Actor Logan Paul attends the 2017 Billboard Music Awards at T-Mobile Arena on May 21, 2017 in Las Vegas, Nevada.
Tara Ziemba | Getty Images

YouTube star Logan Paul has not done anything that would warrant his channel being taken down from the platform, the video-sharing website's CEO said Monday.

Susan Wojcicki was speaking at Recode's Code Media conference in Huntington Beach, California.

"We do terminate accounts all the time. We do have a three strikes rule, and if somebody violates three times, then we terminate those accounts," she said.

"He (Paul) hasn't done anything that would cause those three strikes. So we can't just be pulling people off of our platform… They need to violate a policy and we need to have consistent behavior."

Paul, one of YouTube's most popular content creators, has been surrounded in controversy since he posted a video in December that showed a man who appeared to have taken his own life in Japan's Aokigahara forest — a suicide hotspot.

The vlogger added fuel to the flames last week when he uploaded a video where he is seen tasering two dead rats and removing a live fish from water.

Susan Wojcicki, CEO of YouTube.
Michael Newberg | CNBC

Wojcicki said that there was a difference between content that is "distasteful" and content that violates a policy.

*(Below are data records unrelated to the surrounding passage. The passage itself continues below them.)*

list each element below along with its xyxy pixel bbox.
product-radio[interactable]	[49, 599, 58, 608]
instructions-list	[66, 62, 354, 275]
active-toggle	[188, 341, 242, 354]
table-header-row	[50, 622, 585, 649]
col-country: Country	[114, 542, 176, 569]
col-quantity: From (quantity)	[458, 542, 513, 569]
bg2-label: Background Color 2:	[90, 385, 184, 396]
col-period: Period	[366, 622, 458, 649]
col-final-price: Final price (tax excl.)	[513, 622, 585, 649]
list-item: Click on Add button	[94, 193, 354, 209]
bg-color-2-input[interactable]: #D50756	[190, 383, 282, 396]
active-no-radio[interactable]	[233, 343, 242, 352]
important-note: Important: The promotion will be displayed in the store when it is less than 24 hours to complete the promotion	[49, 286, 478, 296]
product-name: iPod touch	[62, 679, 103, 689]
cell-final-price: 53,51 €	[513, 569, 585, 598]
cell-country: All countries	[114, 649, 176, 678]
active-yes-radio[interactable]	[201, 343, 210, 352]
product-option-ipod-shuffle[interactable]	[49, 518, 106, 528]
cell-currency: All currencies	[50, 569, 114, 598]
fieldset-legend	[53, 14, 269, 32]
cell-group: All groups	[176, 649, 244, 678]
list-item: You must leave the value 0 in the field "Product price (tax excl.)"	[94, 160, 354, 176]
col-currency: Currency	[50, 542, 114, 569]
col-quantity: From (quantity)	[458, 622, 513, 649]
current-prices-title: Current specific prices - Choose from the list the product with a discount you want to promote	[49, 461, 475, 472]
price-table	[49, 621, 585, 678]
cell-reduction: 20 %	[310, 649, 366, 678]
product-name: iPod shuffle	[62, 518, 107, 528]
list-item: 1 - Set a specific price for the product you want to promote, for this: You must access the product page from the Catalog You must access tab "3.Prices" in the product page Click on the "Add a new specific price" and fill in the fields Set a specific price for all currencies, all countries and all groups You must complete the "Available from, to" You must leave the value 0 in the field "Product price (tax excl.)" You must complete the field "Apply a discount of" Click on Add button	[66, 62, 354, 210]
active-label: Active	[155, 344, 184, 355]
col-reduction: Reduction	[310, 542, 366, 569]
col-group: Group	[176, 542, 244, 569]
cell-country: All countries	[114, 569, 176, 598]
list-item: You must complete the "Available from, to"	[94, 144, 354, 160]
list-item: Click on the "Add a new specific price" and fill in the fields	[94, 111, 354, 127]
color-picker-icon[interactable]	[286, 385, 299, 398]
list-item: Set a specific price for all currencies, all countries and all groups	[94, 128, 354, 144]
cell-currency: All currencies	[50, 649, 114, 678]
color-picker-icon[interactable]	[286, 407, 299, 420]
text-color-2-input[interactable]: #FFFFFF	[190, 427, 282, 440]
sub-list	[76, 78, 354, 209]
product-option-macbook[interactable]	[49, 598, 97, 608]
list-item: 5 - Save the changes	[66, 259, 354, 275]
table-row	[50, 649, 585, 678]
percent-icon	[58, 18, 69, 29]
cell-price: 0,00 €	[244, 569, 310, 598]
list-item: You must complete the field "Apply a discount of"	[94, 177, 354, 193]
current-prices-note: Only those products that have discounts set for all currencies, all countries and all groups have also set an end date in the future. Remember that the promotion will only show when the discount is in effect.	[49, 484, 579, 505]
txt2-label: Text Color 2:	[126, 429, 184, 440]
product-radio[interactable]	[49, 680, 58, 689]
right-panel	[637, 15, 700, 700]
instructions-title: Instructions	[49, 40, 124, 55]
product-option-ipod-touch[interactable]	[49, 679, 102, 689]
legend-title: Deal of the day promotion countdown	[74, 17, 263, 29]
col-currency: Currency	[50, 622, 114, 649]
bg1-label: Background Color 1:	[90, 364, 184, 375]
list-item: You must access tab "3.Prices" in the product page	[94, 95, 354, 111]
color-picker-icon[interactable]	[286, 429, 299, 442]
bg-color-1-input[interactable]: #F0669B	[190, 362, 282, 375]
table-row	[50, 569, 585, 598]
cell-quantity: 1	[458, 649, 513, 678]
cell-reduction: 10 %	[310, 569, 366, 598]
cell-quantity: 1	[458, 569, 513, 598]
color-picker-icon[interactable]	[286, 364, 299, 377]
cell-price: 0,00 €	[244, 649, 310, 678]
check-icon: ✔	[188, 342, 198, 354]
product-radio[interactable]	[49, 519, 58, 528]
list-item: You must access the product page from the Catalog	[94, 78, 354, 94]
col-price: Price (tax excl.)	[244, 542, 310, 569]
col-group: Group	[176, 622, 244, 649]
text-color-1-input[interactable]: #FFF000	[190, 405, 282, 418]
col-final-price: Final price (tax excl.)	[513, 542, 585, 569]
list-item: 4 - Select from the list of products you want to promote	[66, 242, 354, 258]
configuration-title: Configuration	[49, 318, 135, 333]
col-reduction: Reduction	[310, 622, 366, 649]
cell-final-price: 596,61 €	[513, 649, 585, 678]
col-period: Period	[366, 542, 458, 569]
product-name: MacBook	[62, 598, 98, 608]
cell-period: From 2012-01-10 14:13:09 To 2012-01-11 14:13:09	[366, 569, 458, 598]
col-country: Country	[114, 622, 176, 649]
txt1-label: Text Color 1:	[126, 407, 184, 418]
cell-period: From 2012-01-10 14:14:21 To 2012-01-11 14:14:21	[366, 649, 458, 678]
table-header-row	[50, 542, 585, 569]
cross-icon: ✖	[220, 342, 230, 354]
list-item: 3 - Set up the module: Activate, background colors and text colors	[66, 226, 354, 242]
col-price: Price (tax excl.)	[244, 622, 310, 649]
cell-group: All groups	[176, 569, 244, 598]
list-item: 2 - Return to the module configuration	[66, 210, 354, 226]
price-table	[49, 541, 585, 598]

YouTube removed Paul from its Google Preferred program in the aftermath of his controversial Aokigahara forest video. The service lets advertisers pay to place ads on high-performing videos.

Following his recent video in which he tasered dead rats, YouTube stripped Paul's videos of ads, effectively "demonetizing" them.

On Friday, the company, which is owned by Google, listed several punishments for creators who upload egregious content that violate its community guidelines or advertiser-friendly content guidelines. The updated rules mean that YouTube reserves the right to pull creators from Google Preferred, strip channels of ads and remove them from video recommendations on its home page or trending tab.